The question all this implicitly poses is whether the pursuit of democracy is worth the candle. A 2011 survey found that 34% of Americans want "a strong leader who doesn’t have to bother with Congress or elections", the figure rising to 42% among those with only secondary education. So does one in three Americans prefer a dictator? Like the Europeans they feel betrayed and the palpable measure of betrayal is the economy. You read it everywhere: The rich get richer and everyone else goes to the bottom. A staggering 55% of Americans are poorer in real terms than they were 15 years ago while the top 10% got 75% richer. Is it surprising that many have lost confidence in the norms that underpin liberal democracy?

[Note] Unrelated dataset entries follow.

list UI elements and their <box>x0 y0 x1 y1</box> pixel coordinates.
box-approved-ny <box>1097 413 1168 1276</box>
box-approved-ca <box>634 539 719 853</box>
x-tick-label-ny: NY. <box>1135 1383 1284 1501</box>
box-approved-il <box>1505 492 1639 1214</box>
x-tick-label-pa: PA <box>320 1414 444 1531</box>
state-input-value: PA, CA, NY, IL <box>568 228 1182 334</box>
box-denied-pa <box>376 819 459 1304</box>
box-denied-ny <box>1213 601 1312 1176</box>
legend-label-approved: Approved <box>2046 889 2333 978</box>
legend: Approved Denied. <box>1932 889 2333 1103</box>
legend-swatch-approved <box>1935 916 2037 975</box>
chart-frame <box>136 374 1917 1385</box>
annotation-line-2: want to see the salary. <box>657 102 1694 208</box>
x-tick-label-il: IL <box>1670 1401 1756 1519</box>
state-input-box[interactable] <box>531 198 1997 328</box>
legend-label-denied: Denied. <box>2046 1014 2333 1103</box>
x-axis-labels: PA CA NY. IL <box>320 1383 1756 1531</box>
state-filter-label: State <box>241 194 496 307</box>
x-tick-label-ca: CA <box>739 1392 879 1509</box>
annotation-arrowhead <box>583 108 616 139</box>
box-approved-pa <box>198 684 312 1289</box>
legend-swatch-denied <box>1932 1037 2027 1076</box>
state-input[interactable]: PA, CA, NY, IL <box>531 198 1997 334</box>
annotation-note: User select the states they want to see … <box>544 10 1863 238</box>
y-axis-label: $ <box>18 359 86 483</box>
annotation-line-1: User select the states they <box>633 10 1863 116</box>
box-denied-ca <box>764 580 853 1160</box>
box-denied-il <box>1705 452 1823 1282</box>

Well St Paul should take a peek at the rising death rate, the final arbiter of life, of less educated middle-aged white Americans - see chart. It provides ghoulish evidence for Trump’s appeal. The system (capitalist system) is in decay driving even white workers to the wall. A friend demurs: "There is nothing wrong with capitalism per se, morons running central banks and governments are blundering" he says. I could buy this if calamity was confined to one, two or three cases, but it is endemic so it has to be systemic.
Is any of this relevant to Lanka apart from the truisms that Americans, Europeans and the whole blooming lot of us live on the same planet and if they sink they will take us down with them? Well yes, there are goings-on in Lanka that are an eerie rerun of the mayhem the Republican Party (GOP) incited during the Obama presidency. Create bedlam in Congress, block anything and everything this hated black man attempts to do, encourage the nut-cases in the Tea Party (TP) to incite havoc. Donald Trump (DT) is just the expected conclusion of this process.
Two forces in Lanka, the Joint Opposition and ethnic-religious extremism, which will countenance no resolution of minority issues, are our version of Europe’s far-right and America’s DT-TP-GOP alliance. Let me not end on a sour note; all bookies currently offer 4:1 odds against a Trump presidency and there is a better than 50% chance that our chauvinists and the Joint Opposition can be routed. Even Europe may swing right for a period but it can never again return to fascism.
If Lanka is to make an ell of progress it must cut the Gordian knot, renounce the past and turn to a new direction. Old categories, unitary, federal, language, religion, political tradition, have all to be jettisoned and replaced by a utilitarian and pragmatic attitude to statecraft and policy. "Fat hopes" you mock me! Well my way has hope; your way is to rot in the same foul old broth!